Obviously, this is a pretty simple demo. It’s also inflexible - I hard-coded the Redis key meaning that in its current state it can’t be re-used for a different piece of data. In a real app I’d want to parameterise the Redis key so I can use it for other data. Such is life with demoware.
For this demo I chose Redis and Cosmos DB simply because I wanted some practise with them.
When considering what you’re going to use as your cache, think about what attributes you want your cache to have. For example:
Hopefully, the clear benefit is that the Redis concerns are completely separate from the Cosmos DB concerns. Each are confined to their own classes. Changing them is going to be significantly simpler. If I build it a little more completely, I could have:
The glaring problem with this demo is in how I configured my dependency injection container in Program.cs.
var configuration = new ConfigurationBuilder();
configuration.AddJsonFile("appsettings.Development.json");
var configurationRoot = configuration.Build();
var tryParseOk = int.TryParse(configurationRoot["RedisTTLSeconds"], out var result);
var ttlSeconds = tryParseOk ? result : 17;
var hostBuilder = Host.CreateDefaultBuilder(args).ConfigureServices(
services =>
{
if (configurationRoot["CacheEnabled"] == "yes")
{
var proxiedStorage = new CosmosStorage(configurationRoot);
var redisCacheString = configurationRoot["RedisCache"]

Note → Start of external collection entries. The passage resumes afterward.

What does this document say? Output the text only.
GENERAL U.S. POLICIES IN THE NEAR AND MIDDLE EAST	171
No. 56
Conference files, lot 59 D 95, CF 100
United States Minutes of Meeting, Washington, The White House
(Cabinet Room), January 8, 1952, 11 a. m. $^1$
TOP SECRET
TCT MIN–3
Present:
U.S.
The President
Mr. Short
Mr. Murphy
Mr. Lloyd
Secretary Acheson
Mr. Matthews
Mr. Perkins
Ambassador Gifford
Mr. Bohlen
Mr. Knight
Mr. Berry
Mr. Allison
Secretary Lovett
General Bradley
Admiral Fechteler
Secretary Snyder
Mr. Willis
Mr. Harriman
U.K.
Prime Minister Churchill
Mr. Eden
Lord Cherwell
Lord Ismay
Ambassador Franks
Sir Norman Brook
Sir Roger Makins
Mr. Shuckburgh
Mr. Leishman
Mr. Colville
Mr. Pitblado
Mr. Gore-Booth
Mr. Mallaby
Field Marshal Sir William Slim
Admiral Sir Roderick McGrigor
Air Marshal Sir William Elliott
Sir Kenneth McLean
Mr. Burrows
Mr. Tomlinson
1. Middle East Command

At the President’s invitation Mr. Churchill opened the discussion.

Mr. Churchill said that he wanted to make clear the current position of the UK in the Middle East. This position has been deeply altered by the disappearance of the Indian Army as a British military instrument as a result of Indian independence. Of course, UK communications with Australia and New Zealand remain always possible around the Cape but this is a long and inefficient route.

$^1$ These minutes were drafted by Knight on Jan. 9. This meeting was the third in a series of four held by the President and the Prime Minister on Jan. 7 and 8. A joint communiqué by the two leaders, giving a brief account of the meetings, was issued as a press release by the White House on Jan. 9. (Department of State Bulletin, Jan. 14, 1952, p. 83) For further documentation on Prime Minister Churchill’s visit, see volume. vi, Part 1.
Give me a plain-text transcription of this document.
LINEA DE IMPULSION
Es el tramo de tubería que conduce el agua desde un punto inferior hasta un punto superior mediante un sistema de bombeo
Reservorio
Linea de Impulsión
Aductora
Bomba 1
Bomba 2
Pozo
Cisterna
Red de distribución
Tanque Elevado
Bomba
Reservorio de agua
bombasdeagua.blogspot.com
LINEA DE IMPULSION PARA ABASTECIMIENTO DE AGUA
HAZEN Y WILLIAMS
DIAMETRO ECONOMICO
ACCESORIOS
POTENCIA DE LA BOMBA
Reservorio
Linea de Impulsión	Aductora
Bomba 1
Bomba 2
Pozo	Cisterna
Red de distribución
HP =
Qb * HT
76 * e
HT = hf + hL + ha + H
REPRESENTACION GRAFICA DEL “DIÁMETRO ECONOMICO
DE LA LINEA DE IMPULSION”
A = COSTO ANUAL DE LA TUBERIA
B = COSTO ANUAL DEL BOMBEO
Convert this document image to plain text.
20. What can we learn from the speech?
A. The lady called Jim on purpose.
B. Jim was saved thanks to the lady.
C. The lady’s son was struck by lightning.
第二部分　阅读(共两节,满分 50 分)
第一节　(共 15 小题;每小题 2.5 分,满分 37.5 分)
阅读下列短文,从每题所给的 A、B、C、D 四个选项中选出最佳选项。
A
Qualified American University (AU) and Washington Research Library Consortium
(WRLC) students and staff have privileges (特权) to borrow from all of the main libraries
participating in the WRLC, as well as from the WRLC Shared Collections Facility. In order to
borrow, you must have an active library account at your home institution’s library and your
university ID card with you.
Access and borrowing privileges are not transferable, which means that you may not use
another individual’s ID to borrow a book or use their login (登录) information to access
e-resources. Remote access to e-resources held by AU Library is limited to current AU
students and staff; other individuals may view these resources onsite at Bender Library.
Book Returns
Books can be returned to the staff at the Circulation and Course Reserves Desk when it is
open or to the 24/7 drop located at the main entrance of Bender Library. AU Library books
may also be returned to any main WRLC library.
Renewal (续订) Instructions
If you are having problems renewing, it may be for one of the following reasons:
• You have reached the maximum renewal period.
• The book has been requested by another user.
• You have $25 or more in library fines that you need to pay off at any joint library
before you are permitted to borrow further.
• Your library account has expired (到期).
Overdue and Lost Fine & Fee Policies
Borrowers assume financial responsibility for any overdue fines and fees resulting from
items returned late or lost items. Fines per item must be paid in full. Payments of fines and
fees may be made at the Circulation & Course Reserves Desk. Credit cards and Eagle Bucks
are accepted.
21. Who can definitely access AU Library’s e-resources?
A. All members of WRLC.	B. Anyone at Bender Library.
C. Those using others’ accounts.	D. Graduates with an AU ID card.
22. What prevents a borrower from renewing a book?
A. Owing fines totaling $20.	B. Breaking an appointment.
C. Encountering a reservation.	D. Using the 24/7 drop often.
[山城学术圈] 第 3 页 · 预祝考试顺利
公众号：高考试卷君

?? throw new Exception("No Redis Cache connection string.");
services.AddSingleton<IStorage>(
s => new RedisStorage(
ConnectionMultiplexer.Connect(redisCacheString),
proxiedStorage,
ttlSeconds
)
);
}
else
{
services.AddSingleton<IStorage>(
s => new CosmosStorage(configurationRoot)
);
}
});
Here I’ve used Microsoft’s built-in DI container from Microsoft.Extensions.DependencyInjection. Configuring the container happens inside Host.CreateDefaultBuilder(args).ConfigureServices(). You can see the problem I had injecting several classes that implement the same interface (extracted here for clarity).
services.AddSingleton<IStorage>(
s => new RedisStorage(
ConnectionMultiplexer.Connect(redisCacheString),
proxiedStorage,
ttlSeconds
)
);
This container doesn’t provide a means for selecting which implementation to use for a given case. While the Microsoft doco says to just change your design, I don’t want to. Some other dependency injection containers support named or keyed dependencies (Autofac), which I think will let me inject the CosmosStorage class into the RedisStorage class and then register RedisStorage as the class I get when I request an IStorage service from the DI container.
EDIT: Keyed dependencies have been added in .NET 8.
A simple architecture if you’re hosting the application yourself on your own web server would be to have a PostgreSQL database with an in-memory cache on the web server itself.
Alternatively, I could have had perhaps a product catalogue in a SQL database and used Cosmos DB as the caching proxy, using its own time-to-live capabilities to cache the SQL database. One benefit of shifting the data storage type here is that the data schema could be changed to better suit to the application’s use case - perhaps extracting the featured products from SQL and storing them as JSON on a single key, already processed and ready for use.
EDIT (25 Jul 2024): Since writing this, I have become increasingly uncomfortable with it. Changing the data schema here would have negative consequences. Specifically, the data that comes out of every IStorage implementation needs to be identical. This is so that if the proxy were removed from the dependency injection configuration the program would continue to work without further changes. More correctly, the way you store the data would change according to the storage type but the shape of the data being returned to the application needs to be the same in every instance.
Proxies are pretty useful and really easy to implement in C#. They present many benefits as discussed and should be considered for use when caching is required. The Proxy design pattern discusses several other uses including remote proxies and deferred proxies (though I think they use a different term here). This article has not considered their utility.